Le gouvernement sénégalais intensifie sa stratégie de lutte contre la cherté de la vie à travers un nouveau dispositif de contrôle des prix des denrées de première nécessité. Lors d’une séance plénière consacrée aux questions d’actualité à l’Assemblée nationale, le ministre de l’Industrie et du Commerce Serigne Guèye Diop a détaillé un vaste plan de déploiement destiné à renforcer l’effectivité des mesures sociales annoncées par les autorités.
Au cœur de cette réforme figure la mise en place d’un corps inédit appelé « volontaires de la consommation ». Ce dispositif prévoit le recrutement et le déploiement de 1 000 jeunes bacheliers âgés d’environ 25 ans, sélectionnés selon des critères de compétence et de rigueur intellectuelle. Selon le ministre, cette approche vise à allier surveillance économique et expertise citoyenne dans un contexte marqué par des tensions récurrentes sur le coût des produits alimentaires. L’objectif principal est de garantir l’application réelle des décisions gouvernementales relatives à la fixation des prix des produits de première nécessité.
Contrairement aux méthodes traditionnelles de contrôle, ces volontaires évolueront sans uniforme afin d’adopter une stratégie d’immersion dans le tissu économique local. Cette méthode de surveillance discrète doit permettre d’observer directement les pratiques commerciales sur le terrain, notamment les cas de spéculation, de rétention de stocks ou de non-respect des prix plafonds fixés par l’État. Le ministre a affirmé que tout opérateur économique pris en flagrant délit de non-respect des réglementations s’exposera à des sanctions administratives et financières immédiates. Cette mesure vise à instaurer un climat de discipline dans les circuits de distribution et à protéger le pouvoir d’achat des ménages sénégalais, particulièrement touchés par l’inflation mondiale des produits importés.
Au-delà du contrôle direct des marchés, le plan gouvernemental inclut également un volet territorial important. Le ministre a déploré l’existence de disparités historiques dans la présence des structures publiques de régulation économique, évoquant des zones du territoire national qui n’ont pas bénéficié d’implantations administratives depuis plusieurs décennies. Il a notamment cité les départements de Malem Hodar et Guinguinéo comme exemples de localités ayant souffert d’un déficit structurel en matière de contrôle économique et d’encadrement administratif.

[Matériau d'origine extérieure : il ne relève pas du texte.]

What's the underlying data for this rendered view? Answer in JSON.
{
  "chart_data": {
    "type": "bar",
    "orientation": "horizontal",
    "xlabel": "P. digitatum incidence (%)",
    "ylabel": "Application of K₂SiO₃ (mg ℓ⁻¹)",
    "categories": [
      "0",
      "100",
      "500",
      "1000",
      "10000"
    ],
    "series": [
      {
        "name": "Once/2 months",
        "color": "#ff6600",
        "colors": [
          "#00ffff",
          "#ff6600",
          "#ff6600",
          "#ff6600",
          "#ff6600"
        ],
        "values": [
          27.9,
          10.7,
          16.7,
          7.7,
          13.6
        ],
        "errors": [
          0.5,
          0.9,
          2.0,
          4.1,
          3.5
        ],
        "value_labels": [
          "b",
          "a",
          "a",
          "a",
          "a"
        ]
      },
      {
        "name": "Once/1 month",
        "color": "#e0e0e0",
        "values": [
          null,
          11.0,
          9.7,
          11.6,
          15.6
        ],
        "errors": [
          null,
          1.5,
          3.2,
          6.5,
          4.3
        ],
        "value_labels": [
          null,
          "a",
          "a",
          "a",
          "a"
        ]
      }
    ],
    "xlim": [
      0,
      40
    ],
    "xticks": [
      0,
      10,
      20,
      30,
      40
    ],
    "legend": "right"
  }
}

Pour corriger ces déséquilibres, le budget de l’exercice en cours prévoit la création de 13 nouveaux sièges de services de contrôle économique. Cette première phase s’inscrit dans un programme plus large visant, à terme, à doter l’ensemble des 45 départements du Sénégal de structures permanentes chargées de la surveillance des marchés et de la protection des consommateurs. Selon Serigne Guèye Diop, cette réforme constitue une avancée majeure dans la modernisation des outils de gouvernance économique.
Le gouvernement justifie cette réforme par la nécessité de mieux protéger les populations face aux fluctuations des prix des produits alimentaires. La lutte contre la spéculation est présentée comme un levier stratégique pour assurer la stabilité sociale et économique du pays. Les autorités espèrent également renforcer la confiance entre les acteurs économiques et les institutions publiques. Cette approche hybride, combinant intervention étatique et mobilisation citoyenne, marque selon le ministre une rupture dans les politiques de régulation économique appliquées jusqu’ici.
En conclusion, le ministère de l’Industrie et du Commerce affirme que cette nouvelle stratégie de contrôle des prix constitue une étape importante dans la politique de souveraineté économique et de protection du consommateur. Le succès de cette initiative dépendra toutefois de la capacité des autorités à assurer un suivi rigoureux du dispositif sur le terrain et à garantir la transparence dans le fonctionnement des nouveaux mécanismes de surveillance du marché.